Worried by the encumbrances facing export trade during this period of intra and inter-state movement restrictions to contain the spread of Coronavirus (COVD-19) in Nigeria, the Nigerian Shippers’ Council (NSC), has called on government agencies in the nation’s seaports to facilitate the movement of export goods from hinterlands to ports.
Facilitating export trade, the Council, explains, would help the country to earn foreign exchange in the wake of dwindling crude oil revenue due to fall in demand as a result of the COVID-19 outbreak.
Hassan Bello, executive secretary of the NSC at a recent meeting with Organised Private Sector (OPS) in Lagos, said government agencies including the Nigerian Export Promotion Council (NEPC), Nigerian Ports Authority (NPA), the Central Bank of Nigeria (CBN), NSC and pre-inspection agents must come together to facilitate export cargo during this movement restriction period.
According to him, export cargo could be consolidated and escorted along supply chains to ensure ease of moving goods to the port.
He suggested that Kaduna Inland Dry Port and other Inland Container Depots (ICDs) located in six geo-political zones in the country could be designated as export consolidation centres.
“Export is going but not as expected. We have the problem of export going into the port terminals. We cannot joke with export because most of them are perishable goods. Nigerians are hardworking people and we cannot allow them to lose their investments just because of the bottleneck in moving their export cargo into the port,” he said.

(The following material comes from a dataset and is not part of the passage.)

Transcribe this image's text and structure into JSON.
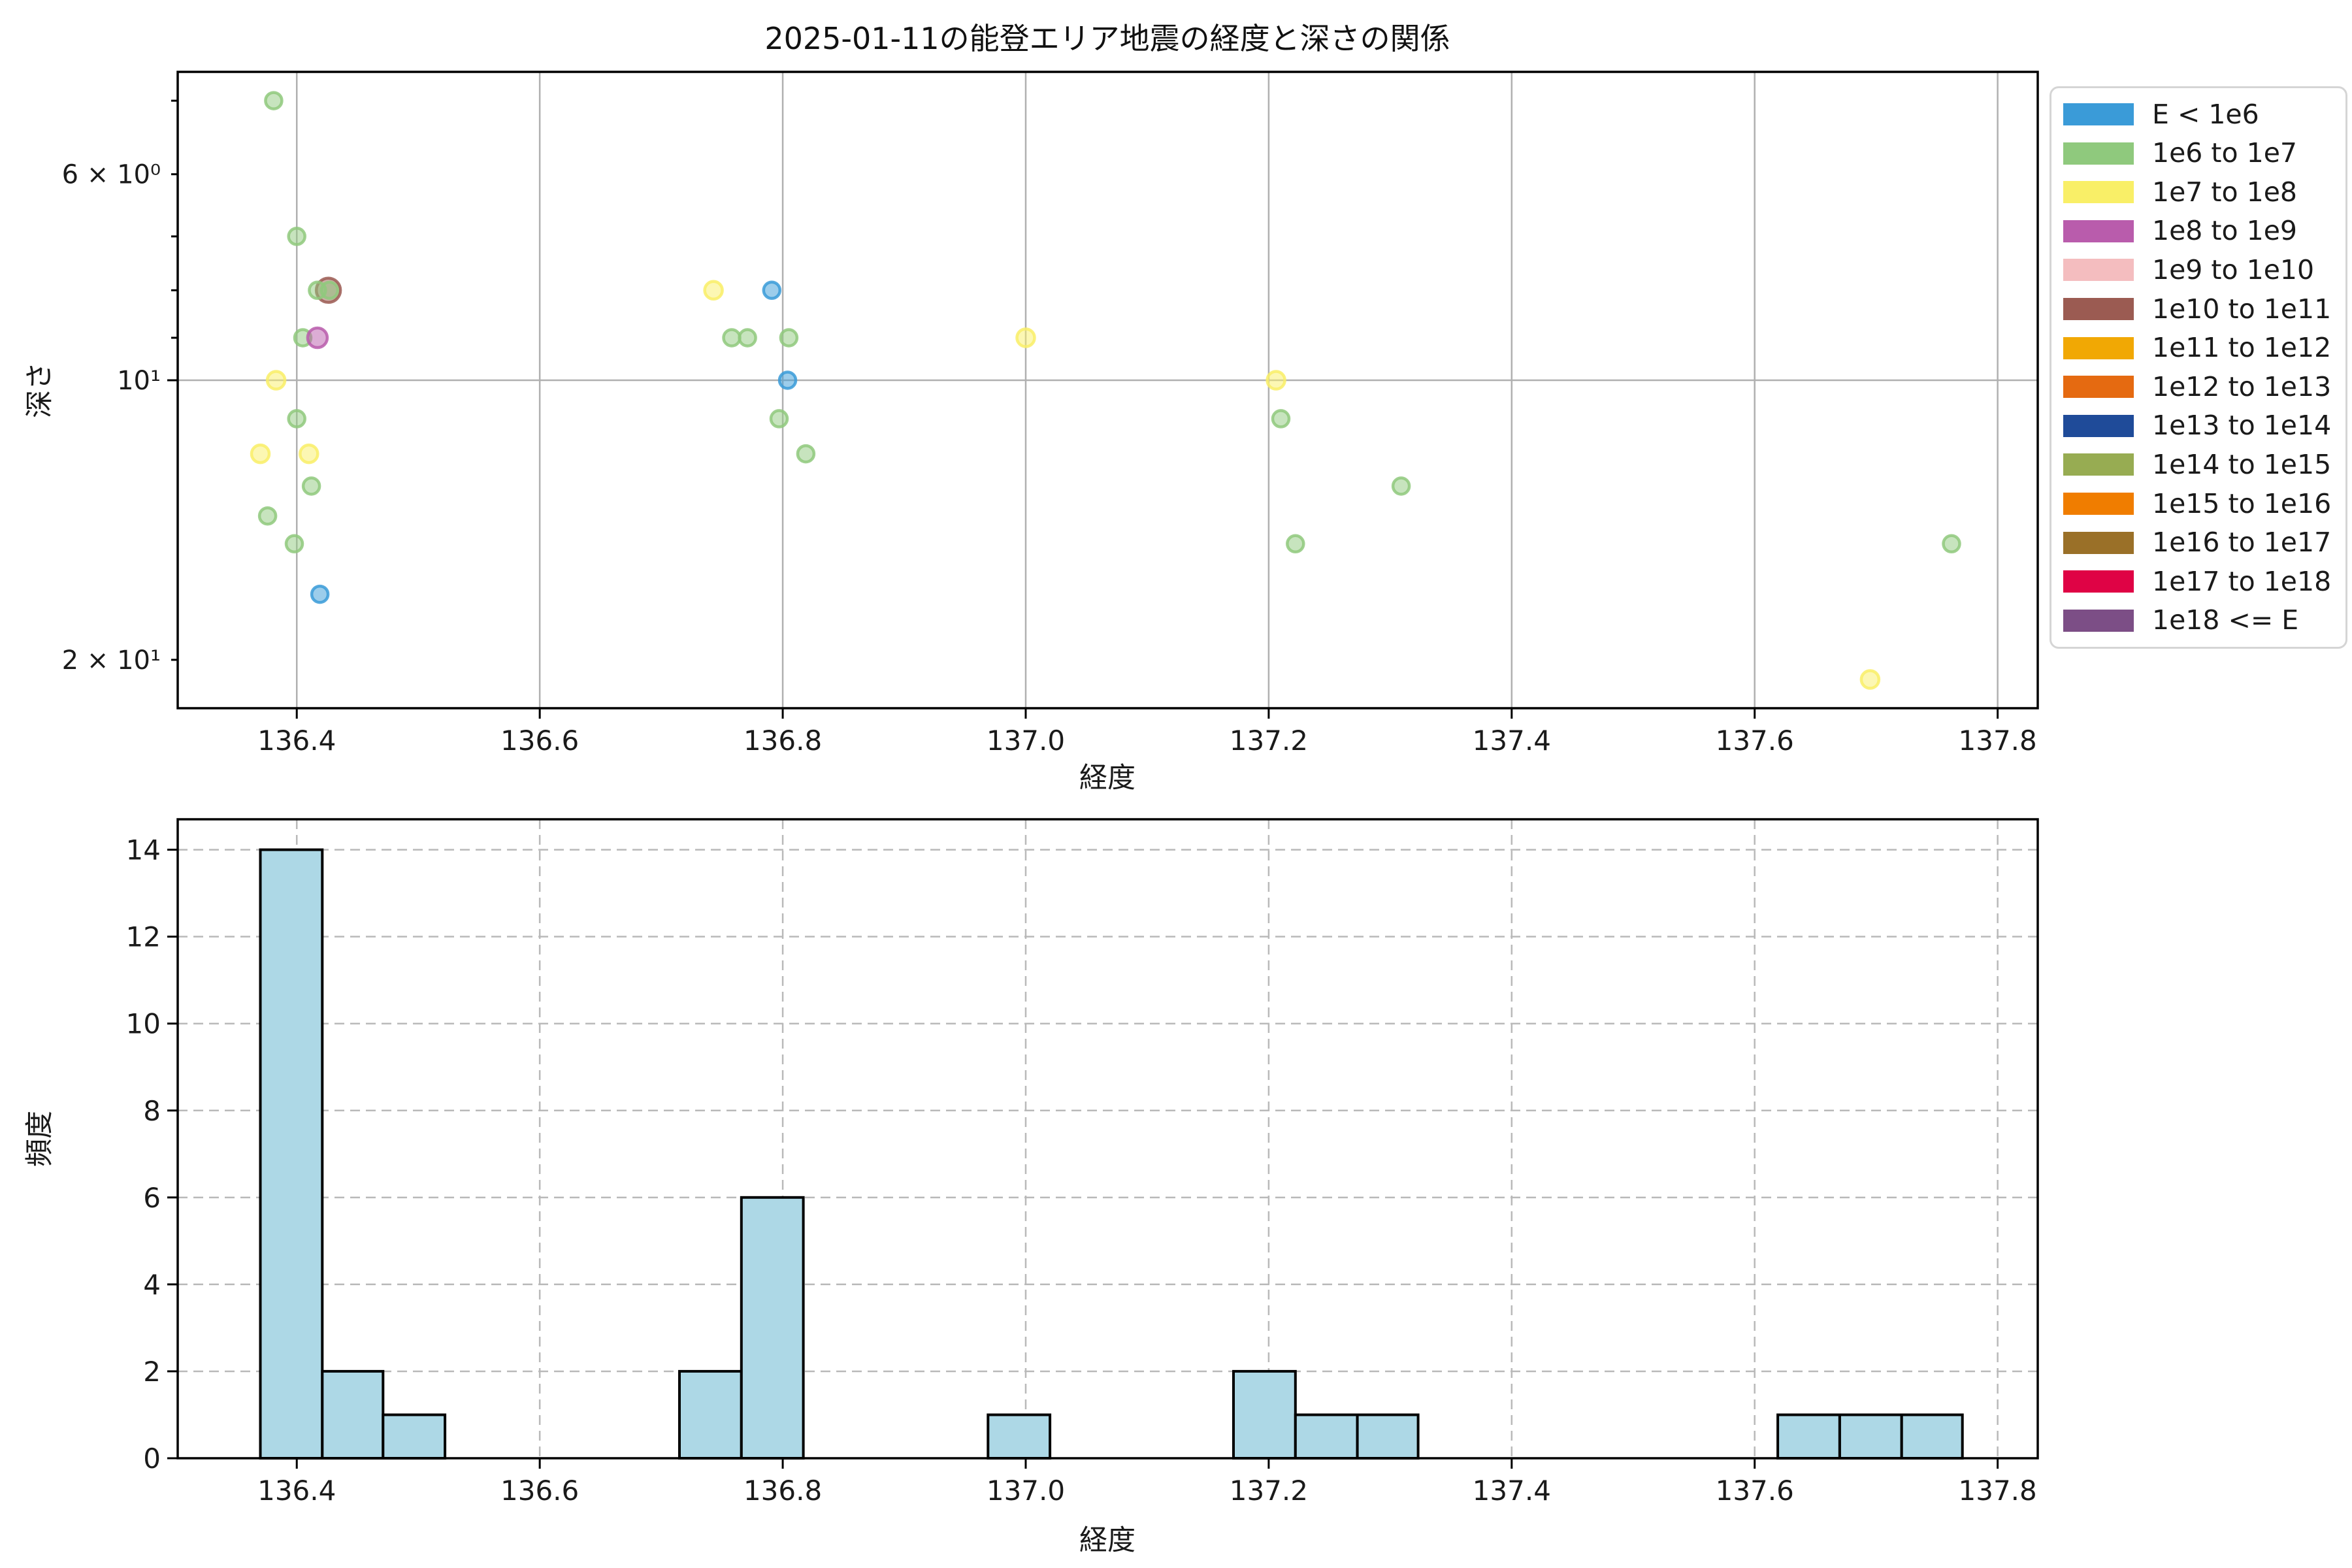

He noted that within the export supply chain (from farm to port of origin) employment is being created, adding that Nigeria needs to look inward to salvage this country by ensuring access to market as well as the logistics chain.

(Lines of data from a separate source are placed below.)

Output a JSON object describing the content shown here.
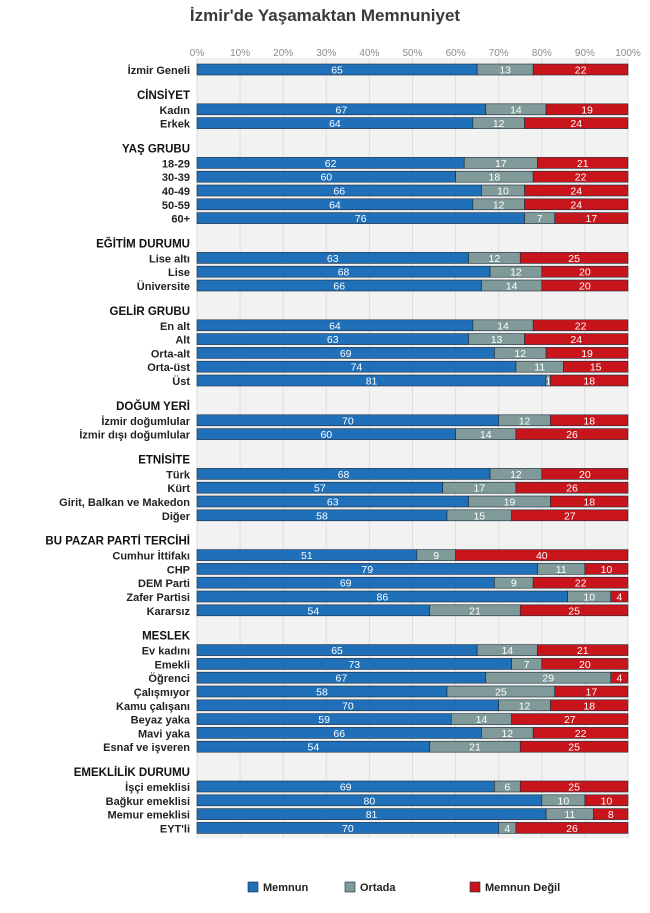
{
  "chart_data": {
    "type": "bar",
    "orientation": "horizontal",
    "stacked": true,
    "title": "İzmir'de Yaşamaktan Memnuniyet",
    "xlim": [
      0,
      100
    ],
    "x_ticks": [
      "0%",
      "10%",
      "20%",
      "30%",
      "40%",
      "50%",
      "60%",
      "70%",
      "80%",
      "90%",
      "100%"
    ],
    "legend_position": "bottom",
    "series": [
      {
        "name": "Memnun",
        "color": "#1f6fb9"
      },
      {
        "name": "Ortada",
        "color": "#7f9a98"
      },
      {
        "name": "Memnun Değil",
        "color": "#c8141b"
      }
    ],
    "groups": [
      {
        "label": "",
        "rows": [
          {
            "label": "İzmir Geneli",
            "values": [
              65,
              13,
              22
            ]
          }
        ]
      },
      {
        "label": "CİNSİYET",
        "rows": [
          {
            "label": "Kadın",
            "values": [
              67,
              14,
              19
            ]
          },
          {
            "label": "Erkek",
            "values": [
              64,
              12,
              24
            ]
          }
        ]
      },
      {
        "label": "YAŞ GRUBU",
        "rows": [
          {
            "label": "18-29",
            "values": [
              62,
              17,
              21
            ]
          },
          {
            "label": "30-39",
            "values": [
              60,
              18,
              22
            ]
          },
          {
            "label": "40-49",
            "values": [
              66,
              10,
              24
            ]
          },
          {
            "label": "50-59",
            "values": [
              64,
              12,
              24
            ]
          },
          {
            "label": "60+",
            "values": [
              76,
              7,
              17
            ]
          }
        ]
      },
      {
        "label": "EĞİTİM DURUMU",
        "rows": [
          {
            "label": "Lise altı",
            "values": [
              63,
              12,
              25
            ]
          },
          {
            "label": "Lise",
            "values": [
              68,
              12,
              20
            ]
          },
          {
            "label": "Üniversite",
            "values": [
              66,
              14,
              20
            ]
          }
        ]
      },
      {
        "label": "GELİR GRUBU",
        "rows": [
          {
            "label": "En alt",
            "values": [
              64,
              14,
              22
            ]
          },
          {
            "label": "Alt",
            "values": [
              63,
              13,
              24
            ]
          },
          {
            "label": "Orta-alt",
            "values": [
              69,
              12,
              19
            ]
          },
          {
            "label": "Orta-üst",
            "values": [
              74,
              11,
              15
            ]
          },
          {
            "label": "Üst",
            "values": [
              81,
              1,
              18
            ]
          }
        ]
      },
      {
        "label": "DOĞUM YERİ",
        "rows": [
          {
            "label": "İzmir doğumlular",
            "values": [
              70,
              12,
              18
            ]
          },
          {
            "label": "İzmir dışı doğumlular",
            "values": [
              60,
              14,
              26
            ]
          }
        ]
      },
      {
        "label": "ETNİSİTE",
        "rows": [
          {
            "label": "Türk",
            "values": [
              68,
              12,
              20
            ]
          },
          {
            "label": "Kürt",
            "values": [
              57,
              17,
              26
            ]
          },
          {
            "label": "Girit, Balkan ve Makedon",
            "values": [
              63,
              19,
              18
            ]
          },
          {
            "label": "Diğer",
            "values": [
              58,
              15,
              27
            ]
          }
        ]
      },
      {
        "label": "BU PAZAR PARTİ TERCİHİ",
        "rows": [
          {
            "label": "Cumhur İttifakı",
            "values": [
              51,
              9,
              40
            ]
          },
          {
            "label": "CHP",
            "values": [
              79,
              11,
              10
            ]
          },
          {
            "label": "DEM Parti",
            "values": [
              69,
              9,
              22
            ]
          },
          {
            "label": "Zafer Partisi",
            "values": [
              86,
              10,
              4
            ]
          },
          {
            "label": "Kararsız",
            "values": [
              54,
              21,
              25
            ]
          }
        ]
      },
      {
        "label": "MESLEK",
        "rows": [
          {
            "label": "Ev kadını",
            "values": [
              65,
              14,
              21
            ]
          },
          {
            "label": "Emekli",
            "values": [
              73,
              7,
              20
            ]
          },
          {
            "label": "Öğrenci",
            "values": [
              67,
              29,
              4
            ]
          },
          {
            "label": "Çalışmıyor",
            "values": [
              58,
              25,
              17
            ]
          },
          {
            "label": "Kamu çalışanı",
            "values": [
              70,
              12,
              18
            ]
          },
          {
            "label": "Beyaz yaka",
            "values": [
              59,
              14,
              27
            ]
          },
          {
            "label": "Mavi yaka",
            "values": [
              66,
              12,
              22
            ]
          },
          {
            "label": "Esnaf ve işveren",
            "values": [
              54,
              21,
              25
            ]
          }
        ]
      },
      {
        "label": "EMEKLİLİK DURUMU",
        "rows": [
          {
            "label": "İşçi emeklisi",
            "values": [
              69,
              6,
              25
            ]
          },
          {
            "label": "Bağkur emeklisi",
            "values": [
              80,
              10,
              10
            ]
          },
          {
            "label": "Memur emeklisi",
            "values": [
              81,
              11,
              8
            ]
          },
          {
            "label": "EYT'li",
            "values": [
              70,
              4,
              26
            ]
          }
        ]
      }
    ]
  }
}
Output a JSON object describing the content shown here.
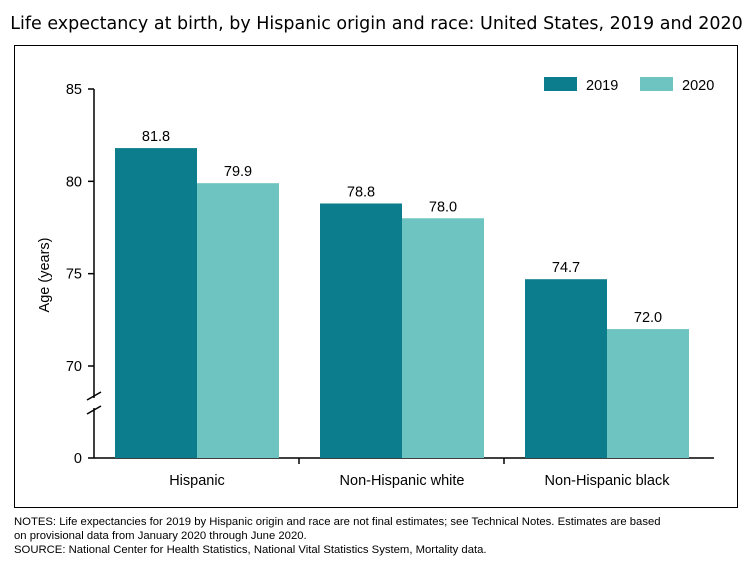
{
  "title": "Life expectancy at birth, by Hispanic origin and race: United States, 2019 and 2020",
  "chart_data": {
    "type": "bar",
    "title": "Life expectancy at birth, by Hispanic origin and race: United States, 2019 and 2020",
    "categories": [
      "Hispanic",
      "Non-Hispanic white",
      "Non-Hispanic black"
    ],
    "series": [
      {
        "name": "2019",
        "color": "#0B7D8C",
        "values": [
          81.8,
          78.8,
          74.7
        ]
      },
      {
        "name": "2020",
        "color": "#6EC4C0",
        "values": [
          79.9,
          78.0,
          72.0
        ]
      }
    ],
    "ylabel": "Age (years)",
    "xlabel": "",
    "y_ticks": [
      0,
      70,
      75,
      80,
      85
    ],
    "ylim": [
      0,
      85
    ],
    "y_axis_break": true,
    "legend_position": "top-right",
    "grid": false
  },
  "notes_line1": "NOTES: Life expectancies for 2019 by Hispanic origin and race are not final estimates; see Technical Notes. Estimates are based",
  "notes_line2": "on provisional data from January 2020 through June 2020.",
  "source": "SOURCE: National Center for Health Statistics, National Vital Statistics System, Mortality data."
}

“We need to fast track cargo movement into the port by using call-up system that works and this would also reduce the volume of traffic congestion around the port.
“We have always said that there is no time for diversification but now because necessity is the mother of invention. Maritime, including transport industry as a whole, is an alternative to oil but it has to be handled in a very efficient way. We cannot be joking with this industry in Nigeria anymore,” Bello said.

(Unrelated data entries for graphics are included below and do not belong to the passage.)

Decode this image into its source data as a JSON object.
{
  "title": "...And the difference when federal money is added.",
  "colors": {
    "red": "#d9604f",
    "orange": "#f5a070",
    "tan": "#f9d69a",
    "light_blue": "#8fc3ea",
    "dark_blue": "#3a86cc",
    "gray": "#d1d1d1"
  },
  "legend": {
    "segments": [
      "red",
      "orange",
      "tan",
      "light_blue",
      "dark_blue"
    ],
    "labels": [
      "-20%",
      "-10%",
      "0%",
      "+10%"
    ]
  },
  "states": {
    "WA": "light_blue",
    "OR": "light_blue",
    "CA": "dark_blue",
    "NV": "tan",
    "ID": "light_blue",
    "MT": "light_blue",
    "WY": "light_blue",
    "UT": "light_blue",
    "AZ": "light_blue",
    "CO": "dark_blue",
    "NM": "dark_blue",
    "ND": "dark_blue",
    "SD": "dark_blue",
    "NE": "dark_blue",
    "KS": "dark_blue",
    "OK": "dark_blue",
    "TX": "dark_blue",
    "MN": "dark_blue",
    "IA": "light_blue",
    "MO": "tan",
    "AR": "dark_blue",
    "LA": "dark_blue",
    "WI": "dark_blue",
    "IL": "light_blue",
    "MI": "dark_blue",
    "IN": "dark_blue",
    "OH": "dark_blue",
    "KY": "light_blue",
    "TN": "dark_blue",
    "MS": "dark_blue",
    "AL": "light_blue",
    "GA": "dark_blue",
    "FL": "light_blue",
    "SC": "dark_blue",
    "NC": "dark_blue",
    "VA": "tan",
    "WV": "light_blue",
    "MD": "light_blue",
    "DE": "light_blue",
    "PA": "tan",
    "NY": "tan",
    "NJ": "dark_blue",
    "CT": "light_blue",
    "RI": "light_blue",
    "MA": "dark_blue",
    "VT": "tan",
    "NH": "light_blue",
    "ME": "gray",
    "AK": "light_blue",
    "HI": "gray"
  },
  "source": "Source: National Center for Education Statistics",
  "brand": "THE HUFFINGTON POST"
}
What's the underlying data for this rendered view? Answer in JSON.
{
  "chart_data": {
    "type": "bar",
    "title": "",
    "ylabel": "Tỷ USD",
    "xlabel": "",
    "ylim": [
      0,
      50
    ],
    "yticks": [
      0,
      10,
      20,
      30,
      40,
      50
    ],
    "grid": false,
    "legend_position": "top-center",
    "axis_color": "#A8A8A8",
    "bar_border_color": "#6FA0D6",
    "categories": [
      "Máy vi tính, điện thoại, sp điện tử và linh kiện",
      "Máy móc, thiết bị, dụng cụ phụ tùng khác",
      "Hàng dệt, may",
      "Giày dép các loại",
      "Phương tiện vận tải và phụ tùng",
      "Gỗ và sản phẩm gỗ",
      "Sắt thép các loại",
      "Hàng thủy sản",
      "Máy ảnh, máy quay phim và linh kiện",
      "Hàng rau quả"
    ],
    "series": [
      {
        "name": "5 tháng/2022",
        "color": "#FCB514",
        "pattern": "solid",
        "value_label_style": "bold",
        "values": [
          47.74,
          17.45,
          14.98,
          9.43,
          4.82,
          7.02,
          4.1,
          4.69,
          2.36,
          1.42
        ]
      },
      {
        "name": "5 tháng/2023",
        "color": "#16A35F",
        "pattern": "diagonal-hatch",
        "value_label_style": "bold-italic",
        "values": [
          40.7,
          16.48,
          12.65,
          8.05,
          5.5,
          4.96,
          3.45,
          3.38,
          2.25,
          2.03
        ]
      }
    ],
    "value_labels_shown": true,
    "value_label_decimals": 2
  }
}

On the importance of automation of clearing process, he stated that Nigeria cannot continue to do things manually if it must fast track export trade.
“Our cargo clearing system is primitive because, if Customs continue to do 100 percent physical examination of containers, it would take longer time to examine a good number of the containers in the port.
“Customs has embraced technology for a long time going by the introduction of the Nigeria Customs Interacted System (NICIS) 11 and e-Customs,” he said.
He, however, noted the need for all government agencies in the port to come together to integrate all the existing platforms better than each operating separate platforms.
Bello, who noted that rail is the revolution, which the Federal Government is working to ensure that the connection of Port Harcourt to Enugu, and Jos-Kano-Lagos rail line becomes operational, said that transportation of goods from the hinterland would become a lot cheaper and more coordinated if rail transport becomes efficient.
He described the Lekki Deep Seaport, which is located within the Lagos Free Trade Zone as a game changer that has a draft to accommodate larger vessels, which can be allowed for the use of smaller vessels to transship cargoes to other ports such as Easter ports.
Responding, Margret Orakwusi, representative of the the Nigerian Association of Chambers of Commerce, Industry, Mines and Agriculture (NACCIMA) at the meeting, pointed out the need to encourage businesses to grow better than driving revenue generation.
She stated that most exports in Nigeria are agricultural produce with short life span.
She solicited the help of the Council in ensuring efficiency in facilitating export at the port to avoid exporters losing their goods after the goods must have perished due to delays at the port.
Muda Yusuf, director general of Lagos Chamber of Commerce and Industry (LCCI), said Nigeria cannot look up to the oil sector for foreign exchange or revenue generation within the rest of this year, judging by the slump in oil prices in the international market due to decline in demand.
He, however, stated that the country would likely rely on non-oil sector to salvage the economy post COVID-19, adding that people in the private sector have to deal with the bottlenecks in the port processes and procedures.